Es ist das Privileg eines Angeklagten, vor Gericht zu lügen, dass sich die Balken biegen. Zeugen müssen die Wahrheit sagen, sonst können sie strafrechtlich belangt werden. Wer an diesem Mittwoch im Amtsgerichtssaal A 221 die Wahrheit sagt, das weiß nur der Himmel. Auf der Anklagebank sitzt Gerüstbauer Herbert P., 52. Er soll einen Bekannten in dessen Laimer Wohnung mit Fäusten verprügelt, mit Fußtritten gegen den Kopf traktiert und ihm eine Flasche über den Kopf gezogen haben. Mit dem Satz: "I bin Schwerstalkoholiker", erklärt P. seine Erinnerungslücken was die Tat betrifft. Das damals ebenfalls betrunkene Opfer gibt Widersprüchliches von sich mit dem Argument: "Ich bin ja auch noch nie umbracht word'n." Eine Zeugin steuert bei: "Ich war einfach b'soffn." "Ja", sagt die Richterin, um Geduld bemüht, "das mag ein Grund sein, aber keine Generalausrede."

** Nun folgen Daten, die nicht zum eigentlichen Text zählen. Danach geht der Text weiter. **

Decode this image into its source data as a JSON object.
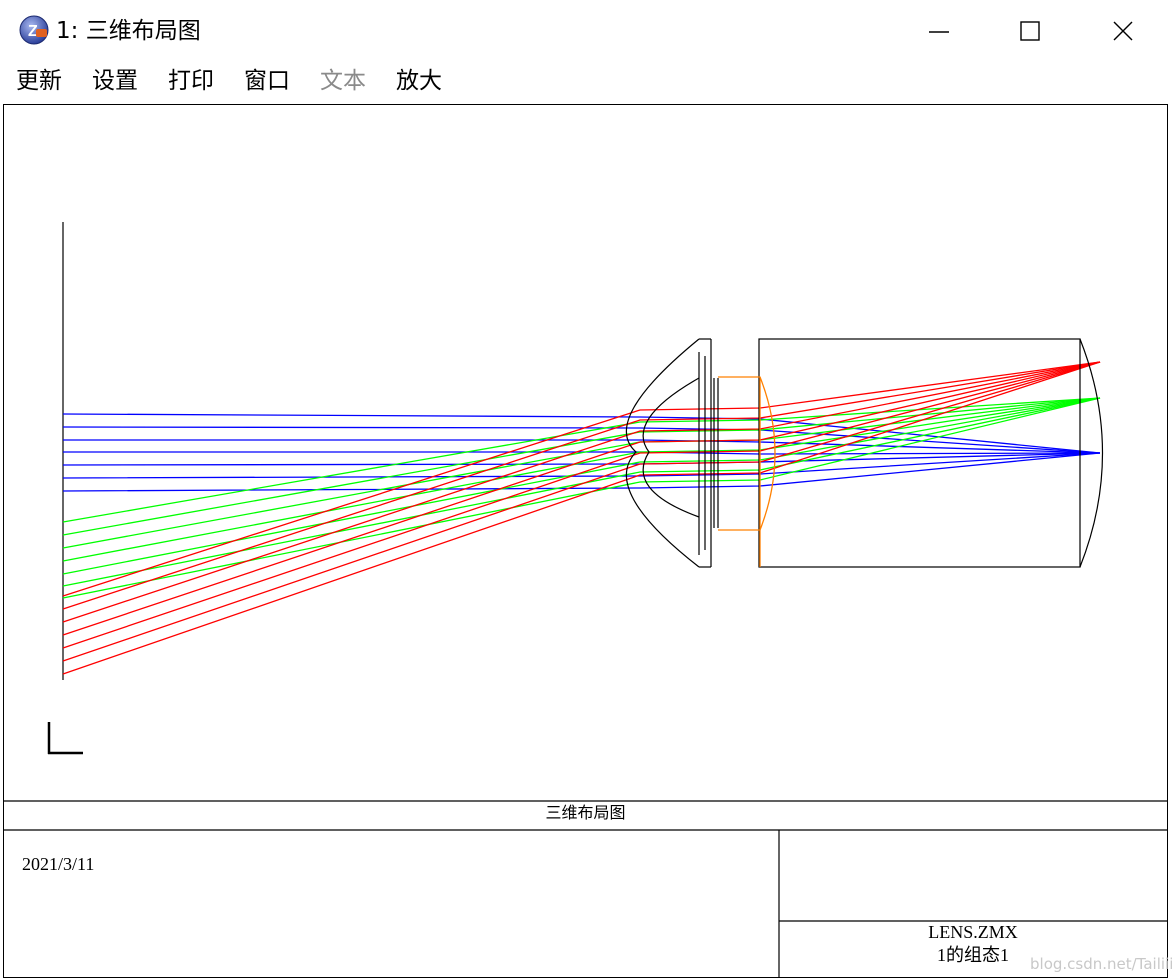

Es ist kein einfacher Prozess wegen gefährlicher Körperverletzung, den das Schöffengericht zu verhandeln hat. Über Stunden ziehen sich die Aussagen der drei Protagonisten. Und Staatsanwalt Laurent Lafleur entfährt nach etlichen Zurechtweisungen der teils pampigen Zeugen ein "langsam fehlt mir die Geduld für diese Veranstaltung", worauf die Zeugin prompt mit "mir auch" antwortet.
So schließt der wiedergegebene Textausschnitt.